WOLA: Advocacy for Human Rights in the Americas
2 Nov 2016 | Commentary

Colombia May Not be Setting Aside Enough Money for Peace Accord Implementation

Should Colombia agree on a peace accord with the Revolutionary Armed Forces of Colombia (FARC) guerrilla group—an outcome we view as likely—it will need to devote generous resources to implementing some costly commitments that those accords make.

Colombia is a vast country, and its vastness includes numerous areas where communities’ most basic needs—from security to roads to education—are unmet. The accords developed with the FARC, especially agreements on rural development and addressing illicit crops, contain the outlines of a blueprint for meeting these needs.

But doing this is going to be expensive. Estimates of the 10-year cost of complying with accord commitments range from about US$45 billion to US$100 billion or more. Funds from international donors are unlikely to total more than US$1 billion per year. As a result Colombia, a middle-income country, will have to pay for most of the implementation by itself.

Colombia doesn’t appear to be planning to do this. If it were, one would expect to see Colombia’s government contemplating a big jump in spending in the immediate post-accord period. But budget projections show no such jump. Colombia’s Treasury Ministry shows only slight increases, if any, amid an effort to reduce deficit spending.

The lack of a large initial spending push to implement peace commitments owes to Colombia’s economic slowdown, which despite budget cuts has left a 2016 budget deficit equivalent to 3.9 percent of GDP. Colombia is now considering a package of tax increases to close that gap; this package is quite regressive, as it relies heavily on a sales tax increase that will hit the poorest.

Further evidence that Colombia plans no post-conflict spending push is in the royalties that Bogotá plans to distribute from income gained from oil, the country’s most lucrative export commodity. This week, the Colombian Congress is debating the government’s 2017-18 plan to distribute royalties throughout its 32 departments, or provinces.

Again, one would expect to see departments hit hardest by the conflict to see the largest increases in oil royalty distributions. Again, that is not happening.

WOLA staff met this past weekend in Putumayo department with its governor, Sorrel Aroca, a Green Party politician elected a year ago with support from many local social movements. She was livid at the news that Putumayo would receive only modest additional investment from oil royalties.

She showed WOLA staff photos she had taken from a PowerPoint presentation given to governors by Colombia’s Treasury Ministry, which showed Putumayo getting a 12 percent increase for 2017-18 over 2015-16, but some other non-oil-producing, less-conflict-affected departments getting much greater increases (Quindío 31%, Risaralda 28%, Caldas 27%). “I support the oil investments in Putumayo,” she said, “but they do have an environmental and social cost, and the oil royalties are compensation for that. If they’re only going to give us crumbs from the royalties, then maybe we shouldn’t allow even a drop of oil to flow. I want to know what criteria they use to decide on territorial increases in royalties.”

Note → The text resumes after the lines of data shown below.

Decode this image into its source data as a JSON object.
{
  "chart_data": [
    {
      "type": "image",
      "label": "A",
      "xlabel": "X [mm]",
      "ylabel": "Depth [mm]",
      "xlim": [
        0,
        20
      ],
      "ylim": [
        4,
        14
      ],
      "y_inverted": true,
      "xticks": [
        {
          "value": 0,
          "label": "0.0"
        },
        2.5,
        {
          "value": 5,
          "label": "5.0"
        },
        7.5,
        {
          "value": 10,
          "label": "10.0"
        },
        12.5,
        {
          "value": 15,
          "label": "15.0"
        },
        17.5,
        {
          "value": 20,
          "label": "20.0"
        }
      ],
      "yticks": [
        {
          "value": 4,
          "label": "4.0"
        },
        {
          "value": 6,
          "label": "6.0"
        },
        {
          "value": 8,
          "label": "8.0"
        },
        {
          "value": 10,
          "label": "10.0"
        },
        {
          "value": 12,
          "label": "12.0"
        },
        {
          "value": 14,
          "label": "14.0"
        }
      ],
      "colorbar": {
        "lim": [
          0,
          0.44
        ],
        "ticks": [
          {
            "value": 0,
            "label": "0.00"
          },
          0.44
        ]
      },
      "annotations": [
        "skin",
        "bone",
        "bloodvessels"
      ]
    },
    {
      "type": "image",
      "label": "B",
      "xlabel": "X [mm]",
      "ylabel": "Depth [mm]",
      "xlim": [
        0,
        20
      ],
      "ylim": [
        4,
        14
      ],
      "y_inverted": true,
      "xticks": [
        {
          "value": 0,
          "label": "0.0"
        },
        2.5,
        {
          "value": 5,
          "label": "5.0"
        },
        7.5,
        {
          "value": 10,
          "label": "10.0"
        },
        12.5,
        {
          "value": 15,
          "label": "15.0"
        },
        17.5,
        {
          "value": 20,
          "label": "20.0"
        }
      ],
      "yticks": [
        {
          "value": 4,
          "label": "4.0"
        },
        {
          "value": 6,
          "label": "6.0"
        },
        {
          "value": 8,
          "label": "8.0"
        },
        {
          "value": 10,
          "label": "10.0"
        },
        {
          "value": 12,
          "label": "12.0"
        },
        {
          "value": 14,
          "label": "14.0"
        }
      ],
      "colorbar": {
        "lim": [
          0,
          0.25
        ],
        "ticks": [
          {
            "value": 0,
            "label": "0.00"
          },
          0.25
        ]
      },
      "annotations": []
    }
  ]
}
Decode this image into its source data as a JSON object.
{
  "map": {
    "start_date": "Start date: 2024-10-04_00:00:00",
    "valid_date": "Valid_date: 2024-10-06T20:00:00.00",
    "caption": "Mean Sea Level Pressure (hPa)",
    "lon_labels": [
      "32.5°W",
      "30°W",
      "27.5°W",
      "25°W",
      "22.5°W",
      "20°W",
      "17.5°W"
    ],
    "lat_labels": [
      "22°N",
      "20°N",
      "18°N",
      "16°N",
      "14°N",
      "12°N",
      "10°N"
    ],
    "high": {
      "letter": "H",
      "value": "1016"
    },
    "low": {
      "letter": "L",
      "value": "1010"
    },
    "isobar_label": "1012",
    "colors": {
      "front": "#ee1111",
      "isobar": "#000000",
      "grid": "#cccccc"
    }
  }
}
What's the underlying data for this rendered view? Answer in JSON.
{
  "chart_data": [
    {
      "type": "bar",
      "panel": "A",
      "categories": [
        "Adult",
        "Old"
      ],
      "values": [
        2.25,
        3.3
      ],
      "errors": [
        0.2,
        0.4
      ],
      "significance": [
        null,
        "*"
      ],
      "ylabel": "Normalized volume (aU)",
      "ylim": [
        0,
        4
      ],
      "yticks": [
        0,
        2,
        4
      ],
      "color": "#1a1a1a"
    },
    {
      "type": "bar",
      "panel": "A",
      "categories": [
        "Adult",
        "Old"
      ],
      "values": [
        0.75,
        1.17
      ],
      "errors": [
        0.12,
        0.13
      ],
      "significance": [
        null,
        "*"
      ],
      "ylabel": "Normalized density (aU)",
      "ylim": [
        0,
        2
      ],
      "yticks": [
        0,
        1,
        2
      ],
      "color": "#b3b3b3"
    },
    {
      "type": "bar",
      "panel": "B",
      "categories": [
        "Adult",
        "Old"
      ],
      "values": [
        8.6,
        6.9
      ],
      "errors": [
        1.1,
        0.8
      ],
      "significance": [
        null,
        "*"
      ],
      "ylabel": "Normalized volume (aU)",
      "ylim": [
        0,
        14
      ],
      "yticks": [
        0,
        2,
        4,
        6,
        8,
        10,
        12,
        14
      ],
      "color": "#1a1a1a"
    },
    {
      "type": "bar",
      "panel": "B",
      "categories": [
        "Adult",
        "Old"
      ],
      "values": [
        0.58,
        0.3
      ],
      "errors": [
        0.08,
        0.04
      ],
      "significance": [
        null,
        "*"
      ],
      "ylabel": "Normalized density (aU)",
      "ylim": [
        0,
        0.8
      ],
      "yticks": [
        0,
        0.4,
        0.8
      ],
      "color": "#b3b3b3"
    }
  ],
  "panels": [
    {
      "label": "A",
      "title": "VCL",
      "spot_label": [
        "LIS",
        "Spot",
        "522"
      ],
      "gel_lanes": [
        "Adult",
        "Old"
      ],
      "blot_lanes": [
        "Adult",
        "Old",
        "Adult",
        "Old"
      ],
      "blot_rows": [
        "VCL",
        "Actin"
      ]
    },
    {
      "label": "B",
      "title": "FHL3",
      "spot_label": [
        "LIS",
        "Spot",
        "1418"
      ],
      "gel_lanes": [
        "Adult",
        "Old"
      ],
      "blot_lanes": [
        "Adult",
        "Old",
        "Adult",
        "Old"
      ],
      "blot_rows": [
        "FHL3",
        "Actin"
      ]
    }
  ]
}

Governor Aroca says Putumayo needs roads: paved roads are the best way to make legal crops marketable in a department that is now Colombia’s second-largest coca producer. (Indeed, WOLA staff saw a lot of coca on a weeklong trip to Putumayo, but never from a paved road.) Paving roads is expensive, though: doing so can cost US$300,000 or more per mile.

WOLA hopes that the government of Colombia will reconsider its distribution of oil royalties in a way that provides healthier increases to zones hardest-hit by the conflict, especially oil-producing areas like Putumayo. Doing so would send a strong message to the international donor community that Colombia truly plans to accompany foreign contributions with strong local investment to pay for implementing peace accord commitments.